In an interview with The Star several years ago Tan Sri Liew Kee Sin looked out of his office windows in Setia Eco Park and pointed to the vast tract of oil palm land spanning 4,000 acres.
“I have the land bank. To a developer, that is very crucial,” he said.
Liew has more than a huge landbank. While land is the basic requisite for any developer to succeed, he has another foundation that made him what he is today perseverance and vision. The youngest son of a lorry driver and a rubber tapper, Liew grew up in a humble but loving environment in the new village of Plentong, Johor Baru. His parents instilled in him the values of hard work, determination and the importance of a solid educational foundation.
Liew: ‘I have the land bank. To a developer, that is very crucial.’
When Liew bought that 4,000 acres that is today Setia Eco Park and Setia Alam in Shah Alam, he saw what other developers could not see. He saw the land, but he also leveraged on the New Klang Valley Expressway, a 35km expressway which runs between Kuala Lumpur and the Bukit Raja that was completed in 1993.
Today, his vision for that land has helped him to brand one of the largest property companies by market capitalisation and carve a name like no other in the highly-competitive sector. Using this strength to go regional, the company has projects spanning the peninsula, east Malaysia, Vietnam, Singapore and Australia.
A friend who knows him well and occasionally travels with him says: “We were in Australia together once and there was this service staff in a food and beverage outlet who was utterly rude to us. But Liew did not make a fuss. We just had a good laugh and walked away.
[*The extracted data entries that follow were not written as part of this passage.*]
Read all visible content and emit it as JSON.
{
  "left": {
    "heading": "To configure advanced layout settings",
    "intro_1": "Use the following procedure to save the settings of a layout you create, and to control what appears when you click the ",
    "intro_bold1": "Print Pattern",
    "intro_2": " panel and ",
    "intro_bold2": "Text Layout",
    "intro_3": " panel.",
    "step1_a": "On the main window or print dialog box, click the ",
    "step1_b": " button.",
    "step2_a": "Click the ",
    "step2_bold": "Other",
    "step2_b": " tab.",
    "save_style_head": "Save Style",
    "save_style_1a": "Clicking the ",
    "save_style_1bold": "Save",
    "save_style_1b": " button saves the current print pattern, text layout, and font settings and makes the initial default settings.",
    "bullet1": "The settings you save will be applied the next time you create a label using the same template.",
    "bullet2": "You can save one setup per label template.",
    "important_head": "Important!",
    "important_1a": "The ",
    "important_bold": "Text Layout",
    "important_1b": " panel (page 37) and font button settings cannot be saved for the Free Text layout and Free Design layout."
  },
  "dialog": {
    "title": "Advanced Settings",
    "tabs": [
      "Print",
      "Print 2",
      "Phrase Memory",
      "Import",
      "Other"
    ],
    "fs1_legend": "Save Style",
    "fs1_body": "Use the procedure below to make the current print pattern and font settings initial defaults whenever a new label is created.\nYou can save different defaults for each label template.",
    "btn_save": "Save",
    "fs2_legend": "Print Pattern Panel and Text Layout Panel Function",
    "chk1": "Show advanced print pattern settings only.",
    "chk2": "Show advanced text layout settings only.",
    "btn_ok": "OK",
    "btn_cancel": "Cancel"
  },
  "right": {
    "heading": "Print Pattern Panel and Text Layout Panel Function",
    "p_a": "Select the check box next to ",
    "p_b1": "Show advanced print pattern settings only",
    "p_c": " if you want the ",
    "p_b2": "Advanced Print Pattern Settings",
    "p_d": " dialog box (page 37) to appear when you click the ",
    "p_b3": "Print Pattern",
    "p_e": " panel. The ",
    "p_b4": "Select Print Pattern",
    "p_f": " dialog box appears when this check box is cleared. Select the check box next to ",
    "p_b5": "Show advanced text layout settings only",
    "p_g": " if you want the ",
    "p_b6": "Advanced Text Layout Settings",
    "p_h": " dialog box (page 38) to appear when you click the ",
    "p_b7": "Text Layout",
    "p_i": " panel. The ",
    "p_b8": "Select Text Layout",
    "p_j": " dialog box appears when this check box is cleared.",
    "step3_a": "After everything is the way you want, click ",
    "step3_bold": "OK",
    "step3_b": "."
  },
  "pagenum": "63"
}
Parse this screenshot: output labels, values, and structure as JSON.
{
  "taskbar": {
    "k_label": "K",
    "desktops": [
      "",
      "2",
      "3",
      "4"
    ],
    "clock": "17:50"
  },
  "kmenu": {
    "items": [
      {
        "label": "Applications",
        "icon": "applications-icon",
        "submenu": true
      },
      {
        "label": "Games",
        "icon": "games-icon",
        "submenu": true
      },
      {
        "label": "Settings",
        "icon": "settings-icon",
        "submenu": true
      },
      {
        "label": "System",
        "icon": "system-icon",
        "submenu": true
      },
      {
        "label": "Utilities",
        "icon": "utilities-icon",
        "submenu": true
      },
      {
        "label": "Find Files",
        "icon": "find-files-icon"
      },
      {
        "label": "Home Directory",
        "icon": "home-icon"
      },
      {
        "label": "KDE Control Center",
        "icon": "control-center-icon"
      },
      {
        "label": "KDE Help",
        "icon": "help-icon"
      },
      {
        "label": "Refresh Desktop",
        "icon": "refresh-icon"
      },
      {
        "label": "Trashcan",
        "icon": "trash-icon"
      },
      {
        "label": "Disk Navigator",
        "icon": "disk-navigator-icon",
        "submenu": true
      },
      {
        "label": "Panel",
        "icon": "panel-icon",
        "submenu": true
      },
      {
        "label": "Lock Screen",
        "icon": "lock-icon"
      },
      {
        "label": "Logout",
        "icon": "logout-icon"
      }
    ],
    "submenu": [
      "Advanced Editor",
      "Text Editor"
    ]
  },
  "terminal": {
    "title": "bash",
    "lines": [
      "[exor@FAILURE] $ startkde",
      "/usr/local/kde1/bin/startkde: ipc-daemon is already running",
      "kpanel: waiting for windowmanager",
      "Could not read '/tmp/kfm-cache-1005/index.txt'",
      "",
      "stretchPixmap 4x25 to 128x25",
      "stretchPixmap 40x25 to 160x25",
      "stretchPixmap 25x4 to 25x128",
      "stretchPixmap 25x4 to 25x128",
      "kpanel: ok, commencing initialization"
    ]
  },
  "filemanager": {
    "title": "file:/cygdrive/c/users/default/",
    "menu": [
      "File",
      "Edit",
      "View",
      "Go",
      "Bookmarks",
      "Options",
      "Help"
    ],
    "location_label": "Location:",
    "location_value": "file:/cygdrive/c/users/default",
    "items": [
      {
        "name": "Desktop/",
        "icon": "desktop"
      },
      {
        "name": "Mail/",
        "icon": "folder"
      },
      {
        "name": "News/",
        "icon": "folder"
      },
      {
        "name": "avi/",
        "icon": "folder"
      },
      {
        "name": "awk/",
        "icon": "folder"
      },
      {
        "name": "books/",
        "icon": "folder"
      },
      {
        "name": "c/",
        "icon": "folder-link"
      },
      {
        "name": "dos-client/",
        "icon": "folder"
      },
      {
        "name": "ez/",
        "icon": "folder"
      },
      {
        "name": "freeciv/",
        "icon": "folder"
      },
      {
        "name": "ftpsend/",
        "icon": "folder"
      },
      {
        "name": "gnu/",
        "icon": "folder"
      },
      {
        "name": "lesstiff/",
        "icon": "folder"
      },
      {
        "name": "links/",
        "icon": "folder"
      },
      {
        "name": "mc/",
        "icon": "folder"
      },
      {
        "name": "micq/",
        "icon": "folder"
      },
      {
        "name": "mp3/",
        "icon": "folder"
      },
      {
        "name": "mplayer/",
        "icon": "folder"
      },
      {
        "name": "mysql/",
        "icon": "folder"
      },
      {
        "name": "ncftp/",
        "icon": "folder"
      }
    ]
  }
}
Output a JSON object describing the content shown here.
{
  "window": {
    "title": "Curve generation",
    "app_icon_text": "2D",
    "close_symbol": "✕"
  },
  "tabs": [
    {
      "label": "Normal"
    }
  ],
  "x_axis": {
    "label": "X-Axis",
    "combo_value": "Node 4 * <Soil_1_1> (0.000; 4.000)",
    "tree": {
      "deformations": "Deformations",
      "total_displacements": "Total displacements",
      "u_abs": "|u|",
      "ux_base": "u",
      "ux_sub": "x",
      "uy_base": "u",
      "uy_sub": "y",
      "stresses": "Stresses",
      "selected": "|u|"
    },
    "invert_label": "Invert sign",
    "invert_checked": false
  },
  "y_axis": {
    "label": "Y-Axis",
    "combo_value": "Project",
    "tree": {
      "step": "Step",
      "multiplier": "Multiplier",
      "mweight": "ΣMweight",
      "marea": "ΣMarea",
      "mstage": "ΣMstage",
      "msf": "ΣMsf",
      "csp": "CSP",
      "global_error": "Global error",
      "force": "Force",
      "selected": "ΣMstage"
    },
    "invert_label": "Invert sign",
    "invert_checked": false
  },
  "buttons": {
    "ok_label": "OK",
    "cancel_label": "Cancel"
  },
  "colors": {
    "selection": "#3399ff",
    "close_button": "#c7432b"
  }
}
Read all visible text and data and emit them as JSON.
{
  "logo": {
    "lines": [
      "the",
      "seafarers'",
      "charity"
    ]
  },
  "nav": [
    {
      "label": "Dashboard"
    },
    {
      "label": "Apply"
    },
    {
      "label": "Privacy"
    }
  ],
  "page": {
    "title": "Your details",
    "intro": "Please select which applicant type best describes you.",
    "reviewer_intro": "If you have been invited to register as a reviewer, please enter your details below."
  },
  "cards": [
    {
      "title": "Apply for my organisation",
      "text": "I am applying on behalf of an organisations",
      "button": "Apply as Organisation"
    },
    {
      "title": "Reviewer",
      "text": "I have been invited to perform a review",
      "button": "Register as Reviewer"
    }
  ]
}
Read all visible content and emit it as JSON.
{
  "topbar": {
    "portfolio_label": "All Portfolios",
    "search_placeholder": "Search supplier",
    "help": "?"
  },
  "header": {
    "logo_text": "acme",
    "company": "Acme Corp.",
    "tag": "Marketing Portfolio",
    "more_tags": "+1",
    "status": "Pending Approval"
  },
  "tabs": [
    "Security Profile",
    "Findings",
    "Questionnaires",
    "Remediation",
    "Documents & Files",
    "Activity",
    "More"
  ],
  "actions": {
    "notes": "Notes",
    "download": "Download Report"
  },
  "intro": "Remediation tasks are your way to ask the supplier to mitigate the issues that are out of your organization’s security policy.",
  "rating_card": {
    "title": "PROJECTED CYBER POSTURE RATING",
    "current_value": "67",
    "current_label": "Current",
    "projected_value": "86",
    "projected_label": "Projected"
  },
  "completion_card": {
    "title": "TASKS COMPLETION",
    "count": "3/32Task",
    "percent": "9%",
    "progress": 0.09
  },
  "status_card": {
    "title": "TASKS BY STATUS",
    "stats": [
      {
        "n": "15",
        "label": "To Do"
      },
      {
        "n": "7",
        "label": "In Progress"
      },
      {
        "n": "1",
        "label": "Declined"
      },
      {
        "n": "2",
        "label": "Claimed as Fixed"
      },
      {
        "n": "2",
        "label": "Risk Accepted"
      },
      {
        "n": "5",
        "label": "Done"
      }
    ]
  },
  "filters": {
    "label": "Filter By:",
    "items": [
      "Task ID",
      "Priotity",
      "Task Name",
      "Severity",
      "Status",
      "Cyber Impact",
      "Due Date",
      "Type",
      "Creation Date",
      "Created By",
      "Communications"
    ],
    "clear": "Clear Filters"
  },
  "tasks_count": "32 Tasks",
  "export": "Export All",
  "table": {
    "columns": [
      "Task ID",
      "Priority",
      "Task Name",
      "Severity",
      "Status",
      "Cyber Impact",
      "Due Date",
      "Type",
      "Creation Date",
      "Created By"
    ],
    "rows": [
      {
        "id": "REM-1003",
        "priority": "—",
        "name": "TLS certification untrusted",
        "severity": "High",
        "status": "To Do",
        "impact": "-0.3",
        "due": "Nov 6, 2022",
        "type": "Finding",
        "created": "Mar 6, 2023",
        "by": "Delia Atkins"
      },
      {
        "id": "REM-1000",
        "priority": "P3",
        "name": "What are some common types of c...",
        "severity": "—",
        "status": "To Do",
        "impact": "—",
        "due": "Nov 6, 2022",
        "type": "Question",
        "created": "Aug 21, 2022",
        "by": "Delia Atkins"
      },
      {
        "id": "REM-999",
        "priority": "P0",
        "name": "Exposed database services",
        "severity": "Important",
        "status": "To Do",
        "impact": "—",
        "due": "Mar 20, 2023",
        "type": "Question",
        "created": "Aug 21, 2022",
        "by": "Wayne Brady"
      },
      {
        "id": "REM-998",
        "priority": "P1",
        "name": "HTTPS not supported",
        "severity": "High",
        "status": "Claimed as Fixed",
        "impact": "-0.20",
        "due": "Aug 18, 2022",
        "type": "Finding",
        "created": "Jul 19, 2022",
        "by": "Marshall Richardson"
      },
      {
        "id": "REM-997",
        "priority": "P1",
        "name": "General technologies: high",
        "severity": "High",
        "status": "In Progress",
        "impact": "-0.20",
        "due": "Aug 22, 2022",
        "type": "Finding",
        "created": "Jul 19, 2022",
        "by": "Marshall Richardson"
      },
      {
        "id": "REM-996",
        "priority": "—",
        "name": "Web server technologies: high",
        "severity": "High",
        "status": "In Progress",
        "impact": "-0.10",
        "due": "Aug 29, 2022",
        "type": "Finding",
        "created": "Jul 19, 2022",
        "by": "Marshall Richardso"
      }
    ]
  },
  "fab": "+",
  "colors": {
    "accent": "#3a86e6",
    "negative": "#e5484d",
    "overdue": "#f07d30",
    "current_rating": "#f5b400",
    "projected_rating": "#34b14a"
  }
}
He treated one of Malaysia's most prominent developers shabbily. He probably thought we were poor Asians.”
Says another friend: “He has this ability to see opportunities in a crisis.” That positive spirit has drawn people to him. More than anything, he has nurtured a group of management team that is fiercely loyal and protective. Just as he is on call 24/7, his management staff are also on call 24/7.
For many of his management team, they are essentially working for the personality behind the company. Liew himself is driven by vision and entreprenership. And like any other entrepreneur, the pursuit of profit.
But unlike developers who are solely out for profit, he is not the type to “beggar thy neighbour” for he “believes the pie is big enough for everybody.”
“He wants to make a profit, but he also wants his employees, customers, suppliers and partners to also have a good deal,” says a source close to him.
“Liew's joint venture partners know they will have a good ride when they collaborate with him,” the source says.
Like other entrepreneur-led developers Tan Sri Leong Hoy Kum of Mah Sing, Sunway's Tan Sri Jeffrey Cheah, E&O's Datuk Terry Tham (now taken over by Sime Darby Bhd) and Sunrise's Datuk Tong Kooi Ong (taken over by UEM group and controlled by Khazanah Nasional Bhd), one of the greatest factors which set them apart is their market research, speed of execution and vision, says a valuer. If one were to analyse each of these companies, staff loyalty plays a major role in the success of the company.
Taking a broader market outlook, another factor which helped these companies - and SP Setia - to be much coveted is the type of properties they have been delivering.
The last decade or so, the property sector has taken a great leap forward in terms of design and variety. Security, gated and guarded residentials set amidst beautifully landscapped environments have become some sought-after criteria among the growing and large middle-income group.
The names mentioned above do not just deliver rows of barrack-style housing. Instead, much thought has gone into their projects. “It's the soft skills that set these companies apart from the rest and make them attractive to government-linked companies,” says an analyst. They include leadership, speedy execution, management style and visionary goals - intangible qualities which cannot be manufactured but nurtured over decades.
But no man succeeds alone and none of them did. Each of them has a strong management team.
SP Setia was founded in 1974. Liew ventured into property development after being a banker for five years upon graduating from University Malaya with an economics degree. He started his own company, Syarikat Kemajuan Jerai Sdn Bhd in 1989, which was eventually bought over by SP Setia Bhd through a reverse take-over exercise in 1996.
Liew was appointed CEO and group MD of SP Setia. In 1992, it was listed on the second board and transferred to the main board four years later. Under his leadership, the company grew to become one of Malaysia's largest company worth slightly over RM7bil compared with RM731mil in 1996.